Fig. 6: UHMK1 associates with polysomes and regulates selective translation of mRNA encoding metabolic proteins following BRAFi.

a Schematic depicting the AHA-based de novo protein synthesis assay (top panel) and dot blot (bottom panel) showing total AHA labelled protein obtained from siOTP or siUHMK1 transfected cells following treatment with DMSO or 1 μM Vem for 72 h. Data are representative of n = 3 biologically independent experiments. b Protein lysates from input samples (left panel) and following streptavidin IP (right panel) were assessed using western blot analysis of the indicated proteins. ATP5A does not change with Vem treatment (see Fig. 2) and was used as a loading control. Data are representative of n = 3 biologically independent experiments. c Quantitation of AHA labelled protein shown in (b). Data represent mean ± SEM from n = 3 biologically independent experiments. Statistical significance was determined using a one-way ANOVA. d UHMK1-V5 expressing A375 cells were treated with DMSO or Vem for the indicated time, prior to polysome profiling. Representative profiles of n = 2 biologically independent experiments are shown (top panel).

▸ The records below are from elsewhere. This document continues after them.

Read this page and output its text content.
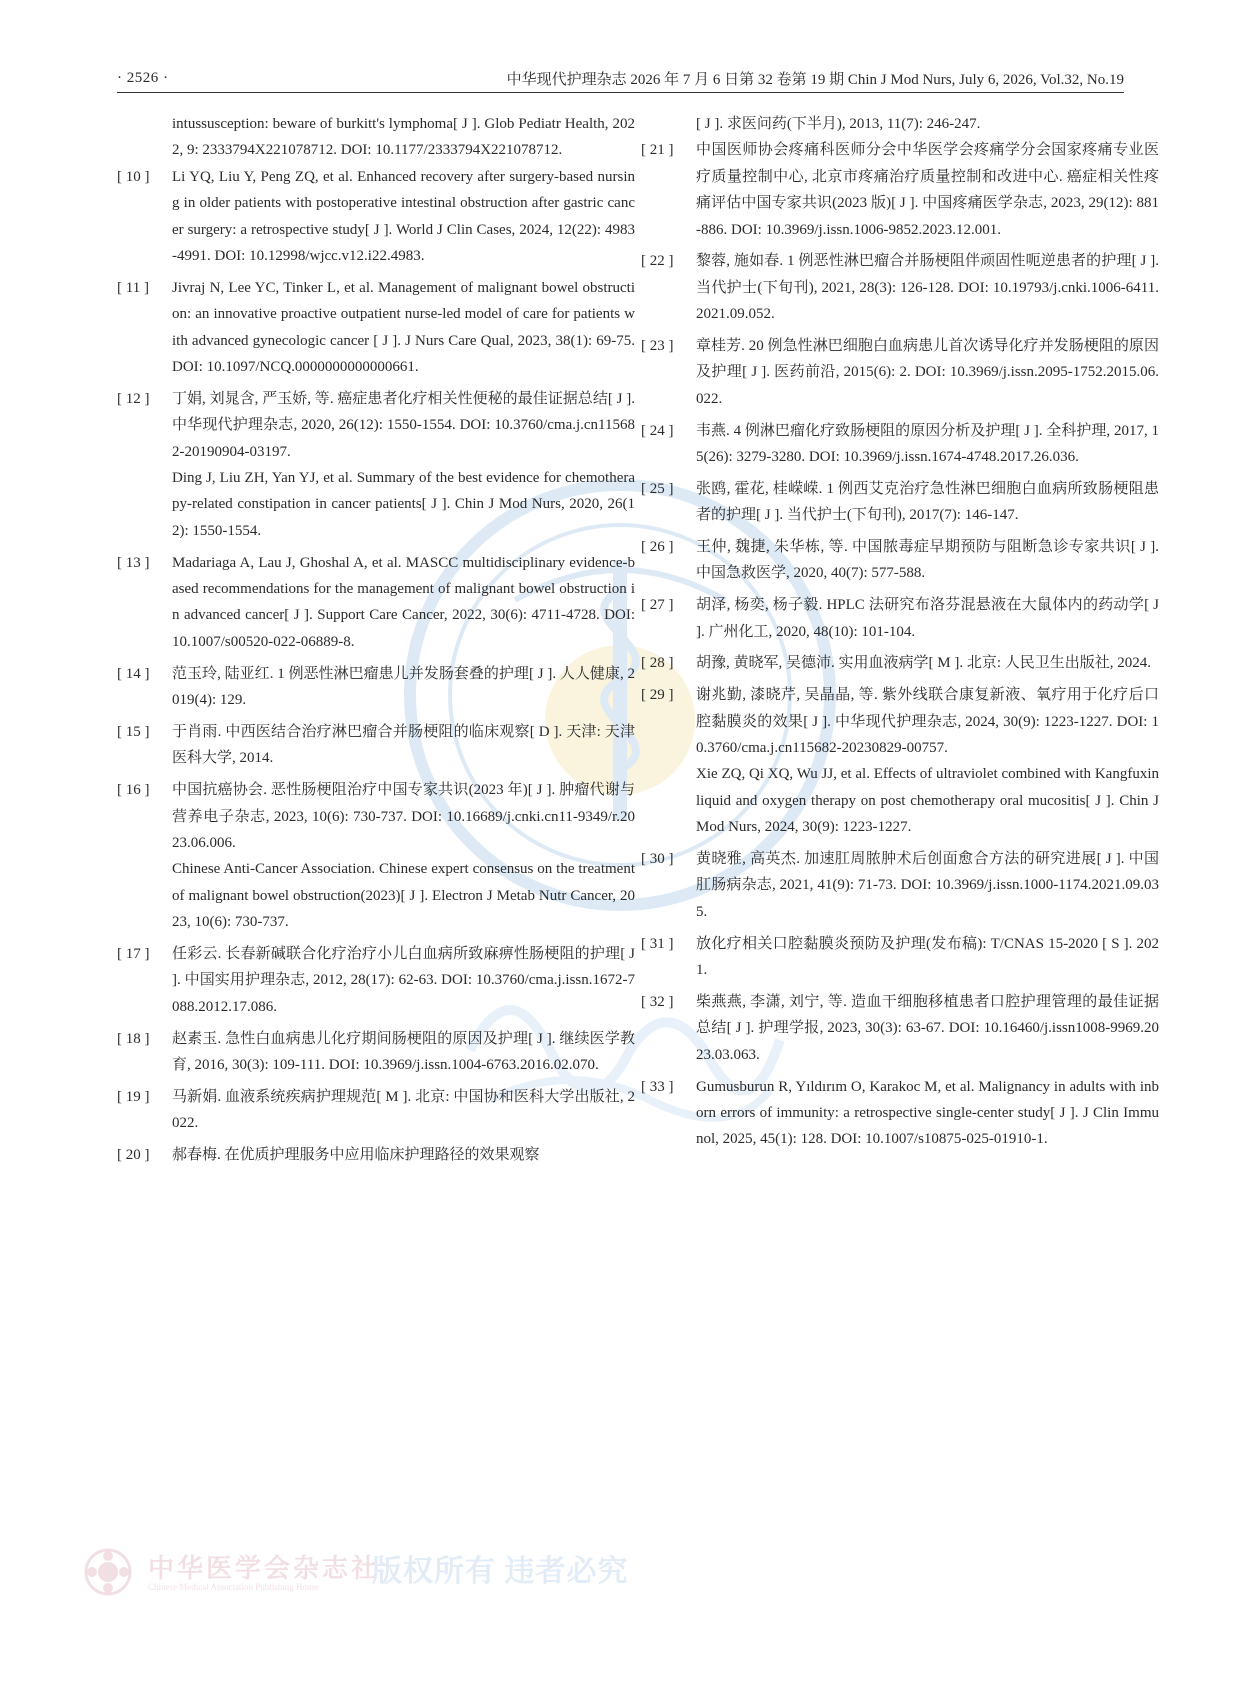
· 2526 ·	中华现代护理杂志 2026 年 7 月 6 日第 32 卷第 19 期 Chin J Mod Nurs, July 6, 2026, Vol.32, No.19
intussusception: beware of burkitt's lymphoma[ J ]. Glob Pediatr Health, 2022, 9: 2333794X221078712. DOI: 10.1177/2333794X221078712.
[ 10 ] Li YQ, Liu Y, Peng ZQ, et al. Enhanced recovery after surgery-based nursing in older patients with postoperative intestinal obstruction after gastric cancer surgery: a retrospective study[ J ]. World J Clin Cases, 2024, 12(22): 4983-4991. DOI: 10.12998/wjcc.v12.i22.4983.
[ 11 ] Jivraj N, Lee YC, Tinker L, et al. Management of malignant bowel obstruction: an innovative proactive outpatient nurse-led model of care for patients with advanced gynecologic cancer [ J ]. J Nurs Care Qual, 2023, 38(1): 69-75. DOI: 10.1097/NCQ.0000000000000661.
[ 12 ] 丁娟, 刘晁含, 严玉娇, 等. 癌症患者化疗相关性便秘的最佳证据总结[ J ]. 中华现代护理杂志, 2020, 26(12): 1550-1554. DOI: 10.3760/cma.j.cn115682-20190904-03197.
Ding J, Liu ZH, Yan YJ, et al. Summary of the best evidence for chemotherapy-related constipation in cancer patients[ J ]. Chin J Mod Nurs, 2020, 26(12): 1550-1554.
[ 13 ] Madariaga A, Lau J, Ghoshal A, et al. MASCC multidisciplinary evidence-based recommendations for the management of malignant bowel obstruction in advanced cancer[ J ]. Support Care Cancer, 2022, 30(6): 4711-4728. DOI: 10.1007/s00520-022-06889-8.
[ 14 ] 范玉玲, 陆亚红. 1 例恶性淋巴瘤患儿并发肠套叠的护理[ J ]. 人人健康, 2019(4): 129.
[ 15 ] 于肖雨. 中西医结合治疗淋巴瘤合并肠梗阻的临床观察[ D ]. 天津: 天津医科大学, 2014.
[ 16 ] 中国抗癌协会. 恶性肠梗阻治疗中国专家共识(2023 年)[ J ]. 肿瘤代谢与营养电子杂志, 2023, 10(6): 730-737. DOI: 10.16689/j.cnki.cn11-9349/r.2023.06.006.
Chinese Anti-Cancer Association. Chinese expert consensus on the treatment of malignant bowel obstruction(2023)[ J ]. Electron J Metab Nutr Cancer, 2023, 10(6): 730-737.
[ 17 ] 任彩云. 长春新碱联合化疗治疗小儿白血病所致麻痹性肠梗阻的护理[ J ]. 中国实用护理杂志, 2012, 28(17): 62-63. DOI: 10.3760/cma.j.issn.1672-7088.2012.17.086.
[ 18 ] 赵素玉. 急性白血病患儿化疗期间肠梗阻的原因及护理[ J ]. 继续医学教育, 2016, 30(3): 109-111. DOI: 10.3969/j.issn.1004-6763.2016.02.070.
[ 19 ] 马新娟. 血液系统疾病护理规范[ M ]. 北京: 中国协和医科大学出版社, 2022.
[ 20 ] 郝春梅. 在优质护理服务中应用临床护理路径的效果观察
[ J ]. 求医问药(下半月), 2013, 11(7): 246-247.
[ 21 ] 中国医师协会疼痛科医师分会中华医学会疼痛学分会国家疼痛专业医疗质量控制中心, 北京市疼痛治疗质量控制和改进中心. 癌症相关性疼痛评估中国专家共识(2023 版)[ J ]. 中国疼痛医学杂志, 2023, 29(12): 881-886. DOI: 10.3969/j.issn.1006-9852.2023.12.001.
[ 22 ] 黎蓉, 施如春. 1 例恶性淋巴瘤合并肠梗阻伴顽固性呃逆患者的护理[ J ]. 当代护士(下旬刊), 2021, 28(3): 126-128. DOI: 10.19793/j.cnki.1006-6411.2021.09.052.
[ 23 ] 章桂芳. 20 例急性淋巴细胞白血病患儿首次诱导化疗并发肠梗阻的原因及护理[ J ]. 医药前沿, 2015(6): 2. DOI: 10.3969/j.issn.2095-1752.2015.06.022.
[ 24 ] 韦燕. 4 例淋巴瘤化疗致肠梗阻的原因分析及护理[ J ]. 全科护理, 2017, 15(26): 3279-3280. DOI: 10.3969/j.issn.1674-4748.2017.26.036.
[ 25 ] 张鸥, 霍花, 桂嵘嵘. 1 例西艾克治疗急性淋巴细胞白血病所致肠梗阻患者的护理[ J ]. 当代护士(下旬刊), 2017(7): 146-147.
[ 26 ] 王仲, 魏捷, 朱华栋, 等. 中国脓毒症早期预防与阻断急诊专家共识[ J ]. 中国急救医学, 2020, 40(7): 577-588.
[ 27 ] 胡泽, 杨奕, 杨子毅. HPLC 法研究布洛芬混悬液在大鼠体内的药动学[ J ]. 广州化工, 2020, 48(10): 101-104.
[ 28 ] 胡豫, 黄晓军, 吴德沛. 实用血液病学[ M ]. 北京: 人民卫生出版社, 2024.
[ 29 ] 谢兆勤, 漆晓芹, 吴晶晶, 等. 紫外线联合康复新液、氧疗用于化疗后口腔黏膜炎的效果[ J ]. 中华现代护理杂志, 2024, 30(9): 1223-1227. DOI: 10.3760/cma.j.cn115682-20230829-00757.
Xie ZQ, Qi XQ, Wu JJ, et al. Effects of ultraviolet combined with Kangfuxin liquid and oxygen therapy on post chemotherapy oral mucositis[ J ]. Chin J Mod Nurs, 2024, 30(9): 1223-1227.
[ 30 ] 黄晓雅, 高英杰. 加速肛周脓肿术后创面愈合方法的研究进展[ J ]. 中国肛肠病杂志, 2021, 41(9): 71-73. DOI: 10.3969/j.issn.1000-1174.2021.09.035.
[ 31 ] 放化疗相关口腔黏膜炎预防及护理(发布稿): T/CNAS 15-2020 [ S ]. 2021.
[ 32 ] 柴燕燕, 李潇, 刘宁, 等. 造血干细胞移植患者口腔护理管理的最佳证据总结[ J ]. 护理学报, 2023, 30(3): 63-67. DOI: 10.16460/j.issn1008-9969.2023.03.063.
[ 33 ] Gumusburun R, Yıldırım O, Karakoc M, et al. Malignancy in adults with inborn errors of immunity: a retrospective single-center study[ J ]. J Clin Immunol, 2025, 45(1): 128. DOI: 10.1007/s10875-025-01910-1.
中华医学会杂志社
Chinese Medical Association Publishing House 版权所有 违者必究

Proteins were precipitated from the sucrose fractions and the indicated proteins were analysed using western blotting (middle panel). Protein levels in sub polysome (fractions 3–8) vs polysome (fractions 9–14) fractions were calculated using densitometry, and sub polysome to polysome ratios were calculated (bottom panel). Data are representative of n = 2 biologically independent experiments. e UHMK1 localization was assessed using high content image analysis of UHMK1-V5 expressing A375 cells treated with DMSO or 1 μM Vem for the indicated time. Data are representative of n = 3 biologically independent experiments. f–g UHMK1-V5 expressing A375 cells were treated with DMSO or Vem for the indicated time, prior to polysome profiling as in (d). UHMK1-V5 protein was immunoprecipitated (IP) from the cytoplasm fraction (input) and polysome fractions (fractions 9–14 fractions) and samples were analysed using western blotting for the indicated proteins (f). Data are representative of n = 2 biologically independent experiments. The indicated mRNA transcripts were then analysed using RT-qPCR (g). Data represent mean of n = 2 biologically independent experiments. Source data are provided as a Source Data file.